There are some other things but I feel like that this is enough about the cost.

    2. Troubleshooting: in case something is wrong with your deployment, you would like to check your logs right? Vapor allows you to do that, but it does not always work as expected, sometimes the logs take ages to load, and if they do load the formatting is not perfect. So unless you have access to the underlying AWS account in order to check the logs there, you might not be able to really troubleshoot your deployment. I noticed that I was getting a 502 in my web console:

For example, I deployed an existing project, the deployment went through all fine, no errors or anything, but then when visiting the site in my browser I was getting a 504 error:

This, combined with the fact that my logs were not loading in Vapor made the troubleshooting nearly impossible and I had to shoot in the dark.

There was obviously something wrong with my deployment as even my commands were timing out as well.

With some help from support, I was able to get my project up and running!
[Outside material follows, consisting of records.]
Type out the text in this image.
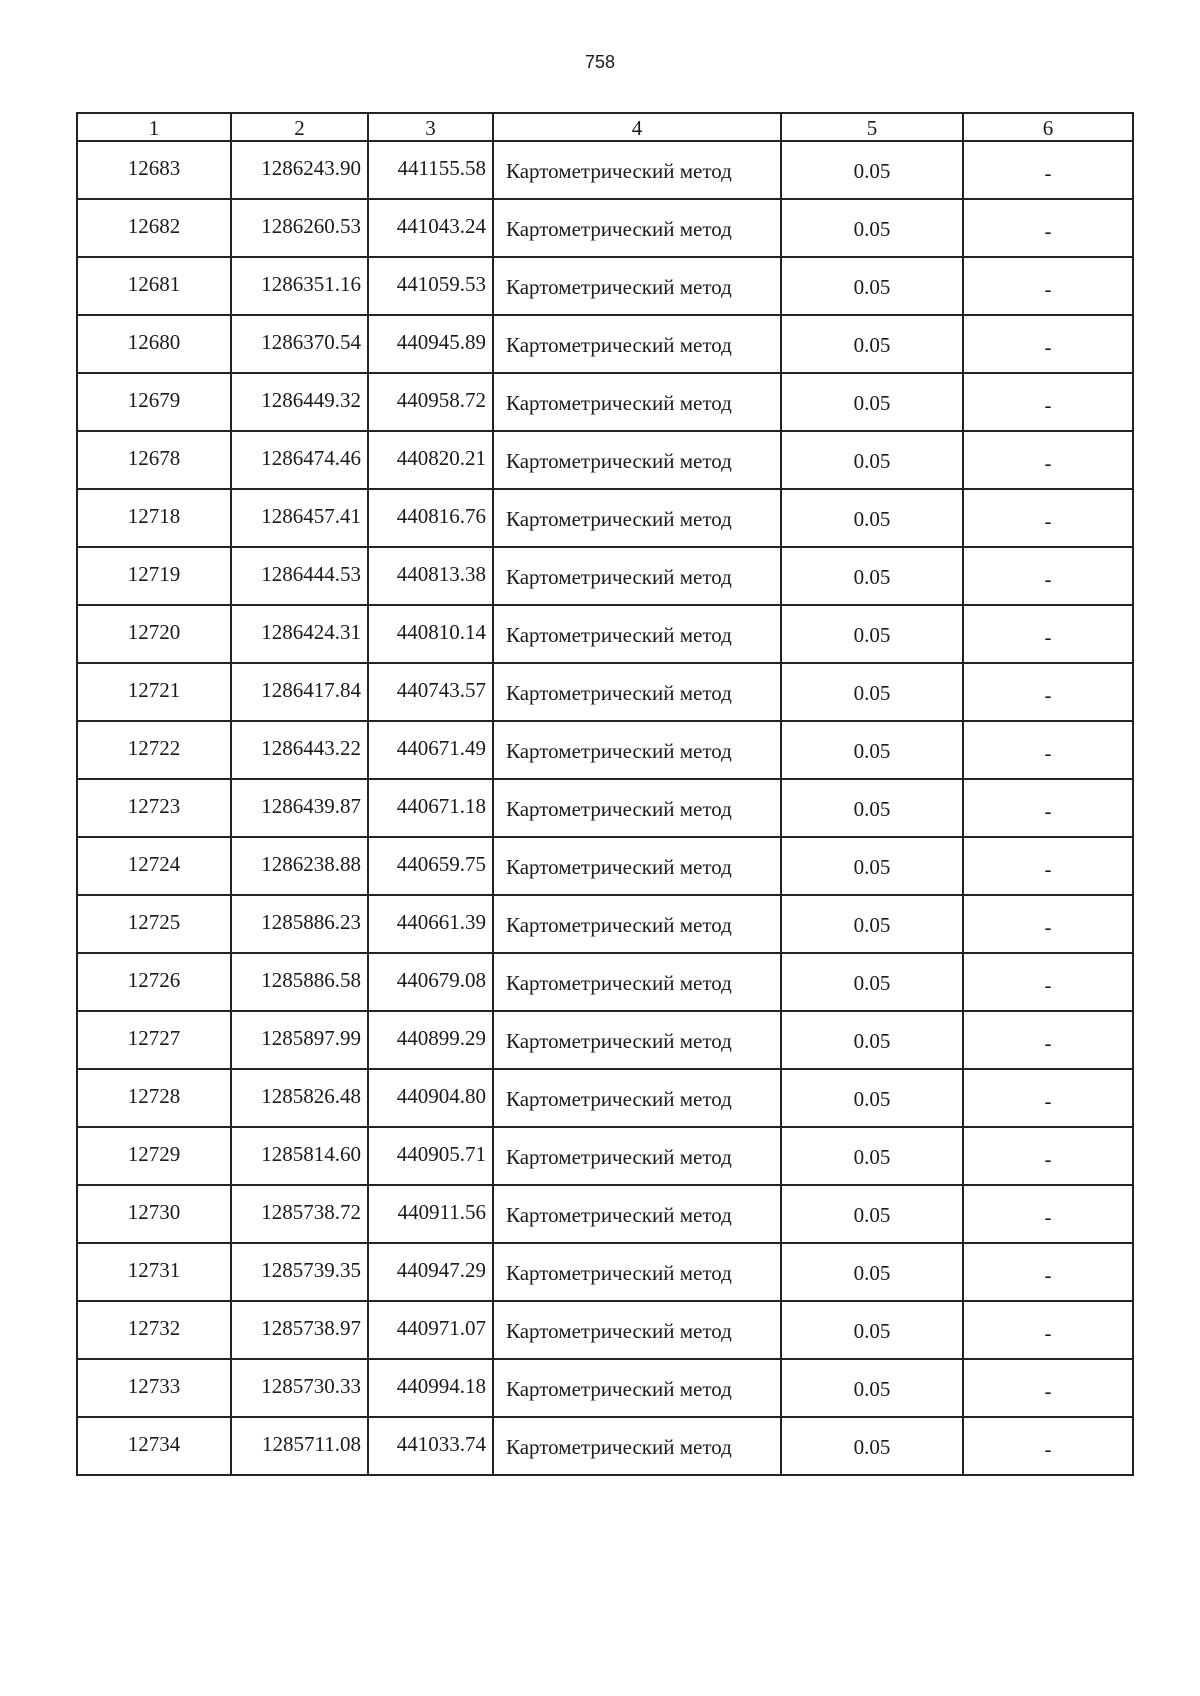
758
1	2	3	4	5	6
12683	1286243.90	441155.58	Картометрический метод	0.05	-
12682	1286260.53	441043.24	Картометрический метод	0.05	-
12681	1286351.16	441059.53	Картометрический метод	0.05	-
12680	1286370.54	440945.89	Картометрический метод	0.05	-
12679	1286449.32	440958.72	Картометрический метод	0.05	-
12678	1286474.46	440820.21	Картометрический метод	0.05	-
12718	1286457.41	440816.76	Картометрический метод	0.05	-
12719	1286444.53	440813.38	Картометрический метод	0.05	-
12720	1286424.31	440810.14	Картометрический метод	0.05	-
12721	1286417.84	440743.57	Картометрический метод	0.05	-
12722	1286443.22	440671.49	Картометрический метод	0.05	-
12723	1286439.87	440671.18	Картометрический метод	0.05	-
12724	1286238.88	440659.75	Картометрический метод	0.05	-
12725	1285886.23	440661.39	Картометрический метод	0.05	-
12726	1285886.58	440679.08	Картометрический метод	0.05	-
12727	1285897.99	440899.29	Картометрический метод	0.05	-
12728	1285826.48	440904.80	Картометрический метод	0.05	-
12729	1285814.60	440905.71	Картометрический метод	0.05	-
12730	1285738.72	440911.56	Картометрический метод	0.05	-
12731	1285739.35	440947.29	Картометрический метод	0.05	-
12732	1285738.97	440971.07	Картометрический метод	0.05	-
12733	1285730.33	440994.18	Картометрический метод	0.05	-
12734	1285711.08	441033.74	Картометрический метод	0.05	-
But it was not as straight forward as I expected it to be and I definitely needed access to the AWS console as well.

Should you migrate to Laravel Vapor?

It is fascinating what the Laravel team has managed to build, a single tool that allows you to deploy your Laravel project and not have to worry about your infrastructure is simply amazing.

But I would say that it's not for everyone and not for every project. Is your application absolutely critical getting millions of hits and you can't afford any downtime? Does your server management make you anxious? Do you think that Kubernetes is too complicated and hard to manage? If the answer to all of those is yes, then I would say that you should definitely try Vapor!

But for my personal needs, I would say that I would prefer to stick with DigitalOcean and standard Droplets for smaller projects, and DigitalOcean managed Kubernetes for larger projects. With the DigitalOcean Managed Kubernetes (DOKS for short) you still can autoscale, rollback and etc. even though this requires some overhead during the initial setup, it would definitely be cheaper in the long run and you would actually know how much you would be paying compared to AWS and their unclear pricing policy.


The idea behind Laravel Vapor is brilliant. The Laravel team have done a brilliant job with the integration with AWS. But you should carefully consider all of the pros and cons and your individual needs.

But as a person with SysAdmin and DevOps background, my personal opinion, based on my own needs and experience, is that DigitalOcean and their managed services like the Managed Kubernetes and the Managed Databases, is the way to go!